Hake was I think an interloper from the A La Carte, which AWatW had shoehorned into our tasting menu to just make absolutely sure we didn't leave without feeling painfully on the edge of splitting open. It was gorgeous, of course - flaky and fresh, with a golden crisp edge draped with lardo and topped with a mound of Australian summer truffle, another masterclass in seafood cooking.


Next, the final savoury course, neat slices of bright pink Herdwick lamb, surrounded by seasonal veg and finished with one of those glorious sticky reduced sauces, all of which would have been enough to enjoy by themselves. But the fillet came with a little bowl of slow-cooked shoulder, with an unbelievably rich flavour and soft, velvety texture, topped with a handful of my favourite potato product, pommes soufflés. Every element of this dish, like so much of what had come before, was perfectly cooked, beautifully presented, and a tonic for the soul.

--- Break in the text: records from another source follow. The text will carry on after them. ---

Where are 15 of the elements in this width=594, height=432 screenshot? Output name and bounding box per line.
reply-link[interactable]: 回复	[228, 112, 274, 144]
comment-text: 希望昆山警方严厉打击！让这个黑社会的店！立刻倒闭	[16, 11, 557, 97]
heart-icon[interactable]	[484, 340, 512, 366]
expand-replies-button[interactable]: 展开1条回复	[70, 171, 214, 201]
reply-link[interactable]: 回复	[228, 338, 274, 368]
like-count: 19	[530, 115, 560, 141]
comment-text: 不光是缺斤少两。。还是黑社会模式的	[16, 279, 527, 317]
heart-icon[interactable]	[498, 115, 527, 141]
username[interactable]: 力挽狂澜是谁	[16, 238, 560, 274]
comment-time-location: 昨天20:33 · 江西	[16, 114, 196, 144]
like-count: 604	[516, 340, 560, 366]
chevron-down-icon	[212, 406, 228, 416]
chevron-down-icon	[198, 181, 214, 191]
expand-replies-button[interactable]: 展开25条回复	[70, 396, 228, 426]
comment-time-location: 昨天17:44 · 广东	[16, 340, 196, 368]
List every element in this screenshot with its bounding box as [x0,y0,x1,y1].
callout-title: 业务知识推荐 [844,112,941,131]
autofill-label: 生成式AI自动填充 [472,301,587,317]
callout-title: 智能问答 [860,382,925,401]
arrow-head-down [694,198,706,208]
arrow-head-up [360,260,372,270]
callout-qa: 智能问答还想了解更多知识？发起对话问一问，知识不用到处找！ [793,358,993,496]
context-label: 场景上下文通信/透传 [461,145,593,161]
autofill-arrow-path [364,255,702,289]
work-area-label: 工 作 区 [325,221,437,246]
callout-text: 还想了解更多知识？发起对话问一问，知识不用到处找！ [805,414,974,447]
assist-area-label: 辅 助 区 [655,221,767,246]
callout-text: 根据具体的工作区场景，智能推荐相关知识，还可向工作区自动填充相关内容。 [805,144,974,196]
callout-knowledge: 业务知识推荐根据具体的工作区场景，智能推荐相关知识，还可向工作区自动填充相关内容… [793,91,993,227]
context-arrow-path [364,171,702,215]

Lemon sorbet next, hiding bashfully under a kind of lemon gel blanket, all of it full of citrus flavour and far too easy to eat.


And finally, some jewel-like compressed strawberries, with a flavour so intense they could have been manufactured by Haribo, on a bed of set custard/panacotta and topped with a candied shiso leaf. A colourful, vibrant and technically impressive way to end a very, very good meal.


Alyn Williams at the Westbury is, I discovered after breathlessly posting That Prawn Consommé on social media, many people's favourite London restaurant. And clearly the meal I was served on this baking hot July evening (but don't worry, they have air conditioning) is enough to land it amongst the city's Modern British fine dining greats - the Ledbury, Core, even the Ritz which although can boast more gold fittings per square inch has the same meticulous approach to sourcing and technique. But all these places have one more thing in common other than the ability to knock out a good tasting menu - they've all been under the same, unswerving stewardship of one person for many years. This is time most other chefs would use to put in place a solid team and move on to other projects but if you go to the Ledbury, Brett Graham will cook for you. At Core, Clare Smyth. At the Ritz, John Williams. And here at the Westbury, night after night, you will find Alyn Williams, doing the job he loves with a team he's immensely proud of, serving some of the very best food in town. For the very best chefs, cooking for paying customers is not a means to an end, it's the end goal. And that's the difference between a very good restaurant, and the truly great.

9/10

I was invited to Alyn Williams at the Westbury and didn't see a bill. Many thanks to Chloe at Sauce PR for sorting.

3 comments:

Pasta Bites said...

Alyn is a fantastic chef, super talented and so approachable, he's one of my favourite in London and elsewhere. I am so glad you had a great experience, I am planning to go back in the next month or so (been a few times already)

IAN said...

Just a note of caution: it's worth reading Andy Hayler's recent review of this restaurant and his comments about the "inexcusable" wine list pricing.

Alex C said...

God that looks amazing - will definitely have a go at this when I can.

Out of curiosity I looked up the price of this - it's £90 + the extra courses Chris got and the matched wine is a further £70. They do prestige matched wine for £140 or matching beers for £50. Andy Hayler does have a point about the wine markups.